= Curius and Apuleius =

Lusitanian chief during the Lusitanian war

Curius and Apuleius were chieftains of the Lusitanians, a proto-Celtic tribe from western Hispania. They were active at the last phase of the Lusitanian War.

== Biography ==
Sources describe them as heading a gang of robbers that fought Quintus Fabius Maximus Servilianus while he was entering Lusitania in the search of Viriathus. While it is generally agreed that they commanded Lusitanian forces, their nationality is disputed due to their ostensibly Roman names. It has been argued they might have been either Romanized Iberians or Roman deserters who had adopted local tribal customs. Their relation to Viriathus is also a blurred matter. Oral tradition have them serving as lieutenants to the Lusitanian leader, but it is more likely they were independent rebels from the lands south of the Tajo river, inspired by but not affiliated to Viriathus. In any case, the large size of their forces is considered proof that they were authentic military commanders and not mere bandits.

In 140 BC, after conquering Baeturia and five other cities, Servilianus marched with his remnant 17,000 soldiers towards and attacked the Cynetes on his path. When he was approaching the Guadiana river, Curius and Apuleius ambushed him with a contingent of 10,000 men, taking him by surprise and stealing his loot.

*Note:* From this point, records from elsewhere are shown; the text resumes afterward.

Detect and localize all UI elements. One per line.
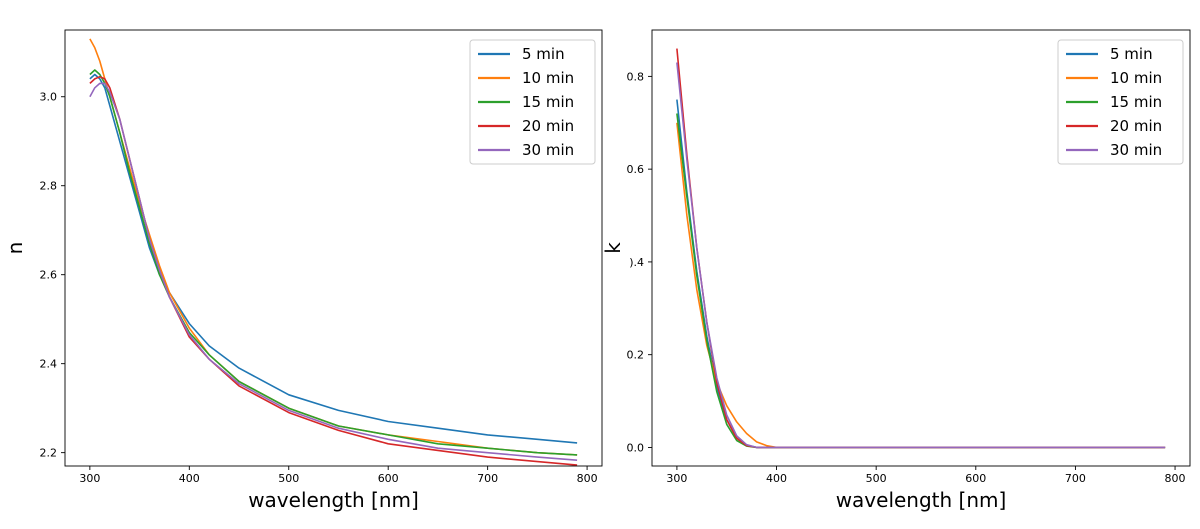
series-line-30-min: [89, 82, 578, 461]
legend-entry: 10 min: [522, 69, 574, 87]
y-tick-label: 2.8: [40, 180, 58, 193]
legend-entry: 10 min: [1110, 69, 1162, 87]
plot-frame: [651, 29, 1191, 467]
x-tick-label: 600: [965, 472, 986, 485]
y-tick-label: ).4: [629, 256, 644, 269]
legend-entry: 5 min: [522, 45, 565, 63]
legend-box: [469, 39, 596, 165]
x-tick-label: 700: [477, 472, 498, 485]
extinction-coefficient-chart: 300 400 500 600 700 800 0.0 0.2 ).4 0.6 0.8 wavelen…: [601, 29, 1191, 512]
y-tick-label: 0.8: [627, 70, 645, 83]
y-tick-label: 3.0: [40, 91, 58, 104]
x-tick-label: 500: [278, 472, 299, 485]
x-tick-label: 800: [577, 472, 598, 485]
y-tick-label: 2.2: [40, 447, 58, 460]
x-tick-label: 400: [179, 472, 200, 485]
legend-entry: 30 min: [1110, 141, 1162, 159]
legend-entry: 15 min: [1110, 93, 1162, 111]
series-line-10-min: [676, 122, 1166, 449]
x-axis-label: wavelength [nm]: [836, 488, 1007, 512]
y-tick-label: 2.4: [40, 358, 58, 371]
x-tick-label: 800: [1165, 472, 1186, 485]
legend-box: [1057, 39, 1184, 165]
y-tick-label: 2.6: [40, 269, 58, 282]
legend-entry: 15 min: [522, 93, 574, 111]
y-tick-label: 0.2: [627, 349, 645, 362]
y-tick-label: 0.0: [627, 441, 645, 454]
x-tick-label: 400: [766, 472, 787, 485]
y-tick-label: 0.6: [627, 163, 645, 176]
y-axis-label: k: [601, 242, 625, 254]
y-axis-label: n: [3, 242, 27, 255]
legend-entry: 30 min: [522, 141, 574, 159]
legend: 5 min 10 min 15 min 20 min 30 min: [469, 39, 596, 165]
x-tick-label: 300: [666, 472, 687, 485]
legend-entry: 20 min: [1110, 117, 1162, 135]
x-tick-label: 700: [1065, 472, 1086, 485]
legend-entry: 5 min: [1110, 45, 1153, 63]
x-tick-label: 600: [378, 472, 399, 485]
legend-entry: 20 min: [522, 117, 574, 135]
x-tick-label: 300: [79, 472, 100, 485]
refractive-index-chart: 300 400 500 600 700 800 2.2 2.4 2.6 2.8 3.0 wavelen…: [3, 29, 603, 512]
x-axis-label: wavelength [nm]: [248, 488, 419, 512]
plot-frame: [64, 29, 603, 467]
series-line-30-min: [676, 62, 1166, 449]
legend: 5 min 10 min 15 min 20 min 30 min: [1057, 39, 1184, 165]
x-tick-label: 500: [866, 472, 887, 485]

However, the Lusitanian victory was ephemeral, as they decided to divide their forces in order for Curius to retreat with the plunders and a large number of prisoners. This allowed Servilianus to recover and initiate a counterattack, in which Curius was killed and the loot was recovered. The Romans continued their march through Lusitania, where they would be ultimately defeated by Viriathus and forced to sign a peace treaty.

== Etymology ==
It is traditionally considered they sported Roman names, opening up several theories about their identities. However, it has been suggested ancient chroniclers might have misunderstood their names and turned them into Roman patronymics. Under this view, "Apuleius" might be a corruption of a Celtic name like the preexistent "Apulus" or "Apanus", while "Curius" would come from "Coutius" or "Curundus".